Pembangunan stasiun ini bersamaan dengan pembangunan jalur rel kereta api Kalisat-Situbondo-Panarukan. Jalur tersebut dibuka untuk umum pada tanggal 1 Oktober 1897, dan sekaligus Stasiun Bondowoso diresmikan penggunaannya. Pembangunannya dilakukan oleh perusahaan kereta api milik Pemerintah Hindia Belanda, Staatsspoorwegen (SS), sebagai bagian dari proyek jalur kereta api untuk jalur timur yang kelas 2 (Oosterlijnen-2).

Emplasemen Stasiun Bondowoso (Foto: Fachrul Rozi)

Jalur rel Kalisat-Situbondo-Panarukan ini inisiatif dari George Bernie, pemilik Naamloze Vennootschap Landbouw Maatschappij Oud Djember (NV LMOD).
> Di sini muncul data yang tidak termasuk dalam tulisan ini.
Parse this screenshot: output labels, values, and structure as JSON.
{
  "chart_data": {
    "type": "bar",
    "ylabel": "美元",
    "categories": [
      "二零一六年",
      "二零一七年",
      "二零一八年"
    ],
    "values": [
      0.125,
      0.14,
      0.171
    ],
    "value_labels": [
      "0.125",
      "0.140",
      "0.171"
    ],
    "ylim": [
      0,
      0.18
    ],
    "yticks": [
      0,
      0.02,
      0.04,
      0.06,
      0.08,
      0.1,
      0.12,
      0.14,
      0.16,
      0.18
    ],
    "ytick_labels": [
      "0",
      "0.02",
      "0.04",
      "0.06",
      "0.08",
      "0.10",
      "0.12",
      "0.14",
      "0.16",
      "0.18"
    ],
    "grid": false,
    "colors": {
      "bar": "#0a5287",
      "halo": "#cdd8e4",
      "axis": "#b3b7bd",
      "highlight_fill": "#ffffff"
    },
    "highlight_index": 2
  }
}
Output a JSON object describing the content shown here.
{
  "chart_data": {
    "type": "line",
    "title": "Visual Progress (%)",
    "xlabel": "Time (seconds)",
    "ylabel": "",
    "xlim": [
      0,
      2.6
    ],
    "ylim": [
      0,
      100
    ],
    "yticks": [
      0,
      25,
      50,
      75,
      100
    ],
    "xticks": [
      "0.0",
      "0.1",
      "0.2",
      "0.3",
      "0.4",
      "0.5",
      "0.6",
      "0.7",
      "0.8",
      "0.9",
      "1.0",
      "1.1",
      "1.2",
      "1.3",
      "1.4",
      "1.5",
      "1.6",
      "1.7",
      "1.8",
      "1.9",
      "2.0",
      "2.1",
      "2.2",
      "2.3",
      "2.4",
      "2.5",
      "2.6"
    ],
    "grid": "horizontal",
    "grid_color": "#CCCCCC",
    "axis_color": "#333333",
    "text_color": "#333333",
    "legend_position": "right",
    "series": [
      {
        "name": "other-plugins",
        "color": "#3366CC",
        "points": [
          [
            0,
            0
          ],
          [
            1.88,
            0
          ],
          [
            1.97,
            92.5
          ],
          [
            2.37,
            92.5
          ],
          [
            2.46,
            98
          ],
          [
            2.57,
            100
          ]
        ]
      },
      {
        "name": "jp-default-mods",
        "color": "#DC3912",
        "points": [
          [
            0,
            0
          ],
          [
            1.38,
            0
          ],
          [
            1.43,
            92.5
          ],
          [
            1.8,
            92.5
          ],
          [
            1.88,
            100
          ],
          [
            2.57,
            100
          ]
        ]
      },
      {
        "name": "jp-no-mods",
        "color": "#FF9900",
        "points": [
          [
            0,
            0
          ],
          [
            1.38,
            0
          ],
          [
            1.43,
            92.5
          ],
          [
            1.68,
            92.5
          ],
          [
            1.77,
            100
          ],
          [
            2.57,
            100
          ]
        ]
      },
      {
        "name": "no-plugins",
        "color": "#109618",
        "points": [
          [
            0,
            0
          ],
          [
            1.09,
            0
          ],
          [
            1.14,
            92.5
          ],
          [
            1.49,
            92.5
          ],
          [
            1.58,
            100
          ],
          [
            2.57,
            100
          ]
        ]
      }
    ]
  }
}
Pada waktu itu Karesiden Besuki banyak bermunculan industri dan perkebunan tembakau, kopi, tebu, indigo maupun beras di sepanjang jalur tersebut.
Tujuan pembangunan stasiun kereta api kala itu sebagai alat transportasi yang cukup penting untuk mengangkut hasil perkebunan menuju ke Penarukan guna dikapalkan menuju ke Belanda dan daratan Eropa lainnya, serta digunakan untuk angkutan penumpang karyawan perkebunan-perkebunan milik orang Belanda yang ada di Karesidenan Besuki.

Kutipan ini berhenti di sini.